In the other hand there are researches done and found to have lower prevalence than this study like 18.18% prevalence of S. aureus found in Turkey by Ekici et al. [18]. The results in those studies are lower than this study might be due to environmental contamination at milk distribution site. In addition, those studies may have a better prevention and hygienic environment than study area of this research. Mastitis presence will also be the factor as Asperger and Zangeri said about 40% of the cases would be associated with the presence of mastitis. Environmental contamination during raw milk handling also results S. aureus to get a chance contaminating the milk [19-21].
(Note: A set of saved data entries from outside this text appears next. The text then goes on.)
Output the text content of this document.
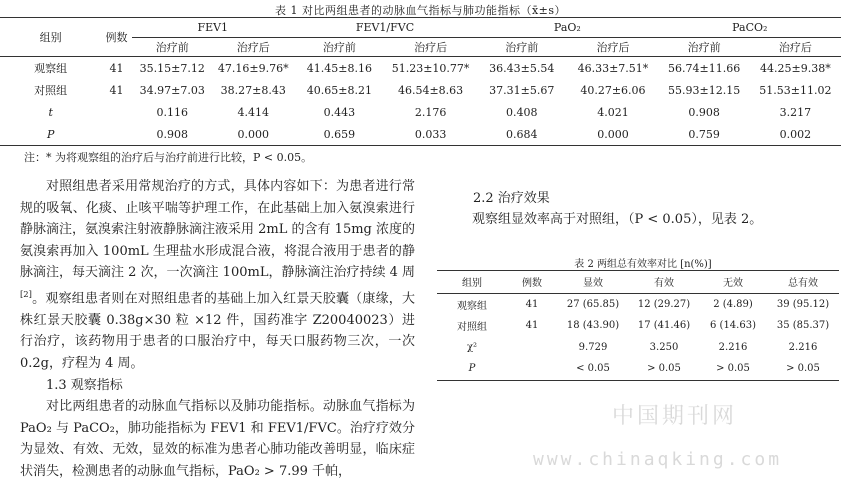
表 1 对比两组患者的动脉血气指标与肺功能指标（x̄±s）
	组别	例数	FEV1		FEV1/FVC		PaO₂		PaCO₂	
		治疗前	治疗后	治疗前	治疗后	治疗前	治疗后	治疗前	治疗后
	观察组	41	35.15±7.12	47.16±9.76*	41.45±8.16	51.23±10.77*	36.43±5.54	46.33±7.51*	56.74±11.66	44.25±9.38*
	对照组	41	34.97±7.03	38.27±8.43	40.65±8.21	46.54±8.63	37.31±5.67	40.27±6.06	55.93±12.15	51.53±11.02
	t		0.116	4.414	0.443	2.176	0.408	4.021	0.908	3.217
	P		0.908	0.000	0.659	0.033	0.684	0.000	0.759	0.002
注：* 为将观察组的治疗后与治疗前进行比较，P < 0.05。

对照组患者采用常规治疗的方式，具体内容如下：为患者进行常规的吸氧、化痰、止咳平喘等护理工作，在此基础上加入氨溴索进行静脉滴注，氨溴索注射液静脉滴注液采用 2mL 的含有 15mg 浓度的氨溴索再加入 100mL 生理盐水形成混合液，将混合液用于患者的静脉滴注，每天滴注 2 次，一次滴注 100mL，静脉滴注治疗持续 4 周[2]。观察组患者则在对照组患者的基础上加入红景天胶囊（康缘，大株红景天胶囊 0.38g×30 粒 ×12 件，国药准字 Z20040023）进行治疗，该药物用于患者的口服治疗中，每天口服药物三次，一次 0.2g，疗程为 4 周。

1.3 观察指标

对比两组患者的动脉血气指标以及肺功能指标。动脉血气指标为 PaO₂ 与 PaCO₂，肺功能指标为 FEV1 和 FEV1/FVC。治疗疗效分为显效、有效、无效，显效的标准为患者心肺功能改善明显，临床症状消失，检测患者的动脉血气指标，PaO₂ > 7.99 千帕，

2.2 治疗效果
观察组显效率高于对照组，（P < 0.05），见表 2。
表 2 两组总有效率对比 [n(%)]
组别	例数	显效	有效	无效	总有效
观察组	41	27 (65.85)	12 (29.27)	2 (4.89)	39 (95.12)
对照组	41	18 (43.90)	17 (41.46)	6 (14.63)	35 (85.37)
χ²		9.729	3.250	2.216	2.216
P		< 0.05	> 0.05	> 0.05	> 0.05
中国期刊网
www.chinaqking.com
There was a significantly high difference between the results found in Korea and this study as reported by Park et al. [22]. The lower prevalence (0.35%) in Korea than this study site could be the difference in farming system and indicate their high hygienic status.
A high rate of milk contamination found at collection centre in different studies. 75% of contamination found in Norway [20]. In this study the result showed a high rate of contamination at the milk collection centre than the farm. This may be due to poor hygienic handling and contamination from the environment and contamination of milk while mixing in a tank.
The high rate of milk contamination in distribution site than the farm was observed and this could be due to the contamination from human sources due to lack of hygiene, there could be also a transportation problem as there is no cold chain, the multiplication of the organism may also occur.
The presence of Staphlococcus aureus in raw milk both at farm level and bulk milk tank indicates that there is a potential hazard on the health of the public. The contamination was higher at collection centre than at the farm level that indicates proper handling of milk and awareness of hygiene is low among workers of the farm and distribution site. Therefore consumer should avoid consuming unpasteurized milk and milk quality control measures should be applied along the food value chain. In addition training should be given to personnel’s of the farm, transportation method should be improved.